What working abroad looks like once the honeymoon is over.
Wow, what a hectic few months. Unfortunately the blog has been on a bit of a hiatus while I’ve been travelling and then settling back in to work with additional responsibilities for the new term and barely a moment to think.
Things finally seem to be calming down now, giving me a chance to get back onto it.
So what’s new? I spent some time in Argentina for the summer break, home of incredible wine and steak, and terrible Internet connections. Argentina is majestic, delicious, romantic, captivating and many other things besides. Within hours of our arrival in Buenos Aires my boyfriend and I had blurted out simultaneously that we’d like to live there, although whether this happens or not remains to be seen!
Food shopping was a euphoric experience. When out hunting for dinner supplies in a Bariloche supermarket, at the charcuterie section I was already salivating uncontrollably. By the time I reached the cheese I was on the verge of sobbing. Any stubborn expat will know that equal joy and shame of the Tesco smash and grab on home visits and this was no different. Lack of European food aside, being away gave me time to reflect honestly on our experience in Colombia so far.

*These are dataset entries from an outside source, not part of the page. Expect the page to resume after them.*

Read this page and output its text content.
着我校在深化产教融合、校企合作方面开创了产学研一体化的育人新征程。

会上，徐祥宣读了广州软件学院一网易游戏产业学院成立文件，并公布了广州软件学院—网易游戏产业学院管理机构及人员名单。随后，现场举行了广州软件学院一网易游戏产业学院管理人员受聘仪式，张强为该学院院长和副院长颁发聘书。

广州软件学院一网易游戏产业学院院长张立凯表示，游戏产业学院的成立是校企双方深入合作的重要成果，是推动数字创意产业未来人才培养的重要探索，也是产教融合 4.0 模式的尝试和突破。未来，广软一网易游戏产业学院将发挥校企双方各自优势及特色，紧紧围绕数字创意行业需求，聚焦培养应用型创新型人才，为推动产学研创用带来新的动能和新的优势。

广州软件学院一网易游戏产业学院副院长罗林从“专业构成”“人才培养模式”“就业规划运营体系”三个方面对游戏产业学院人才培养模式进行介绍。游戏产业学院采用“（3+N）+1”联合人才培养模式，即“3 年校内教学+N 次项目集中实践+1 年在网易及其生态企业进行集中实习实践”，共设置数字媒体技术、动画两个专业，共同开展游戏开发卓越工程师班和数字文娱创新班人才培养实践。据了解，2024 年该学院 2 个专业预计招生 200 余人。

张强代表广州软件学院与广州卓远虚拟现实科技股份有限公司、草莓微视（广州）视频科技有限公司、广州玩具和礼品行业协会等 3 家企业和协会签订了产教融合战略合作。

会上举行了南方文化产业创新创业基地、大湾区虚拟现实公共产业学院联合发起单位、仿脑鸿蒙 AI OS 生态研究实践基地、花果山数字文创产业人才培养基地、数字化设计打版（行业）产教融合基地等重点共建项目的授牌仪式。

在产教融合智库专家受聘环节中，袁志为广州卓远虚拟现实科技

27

As this blog’s main purpose for me is reflective, I’m not going to dress it up. I’ve asked myself since I got here what made me choose Colombia to return to out of all the countries I visited five years ago. In truth I’ve found it quite difficult to reconcile my passion for Colombia with the sneaking acknowledgement it hasn’t been a particularly happy first few months here. Bogota can be a challenging place to live. It’s polluted, the public transport system is appalling and, although I’ve spent years defending the place, it’s not the safest of cities, especially for foreigners. I have had pretty bad luck but four robberies so far isn’t a great track record.
As I’ve mentioned in previous blogs, the key to loving Colombia is in experiencing its natural beauty and the incredible friendliness of its people. Spending 90 per cent of my time in work doesn’t leave much left to do this. Thinking about all this in Argentina, I decided to stop trying to convince myself of Bogota’s fantasticness and be realistic. And funnily enough, now I’ve stopped pretending, I’ve started to have a much better time.
In what ways you ask Well for a start, a sneaky weekend away at the Kite Festival in Villa de Leyva a few hours from Bogota. Though the kites are very pretty, we didn’t see a great deal of them due to the limp weather. However, the festival de cometas’ real draw is it’s full-on party atmosphere. Picture hoards of Colombians of all ages crammed into a vast colonial square sharing aguardiente (Colombia’s national tipple) with anyone in their vicinity. Colombians love to party.
Hungover, but happy, we headed back early Monday morning in a friend’s car narrowly avoiding road blockades staged by Colombian bus drivers, which trapped many of our kite party friends for the next couple of days. Colombia has been the stage of various recent protests by farmers facing bankruptcy in the face of unsupportive government policy, joined by teachers, care workers and students alike in a show of solidarity. These have been mostly peaceful but unfortunately violence erupted in Bogota last week leading to two deaths and the appearance of military patrols on the streets. This week, Bogota has settling down but with more blockades and protests threatened there is still an edgy air about the place. Let's see what happens in the next few weeks.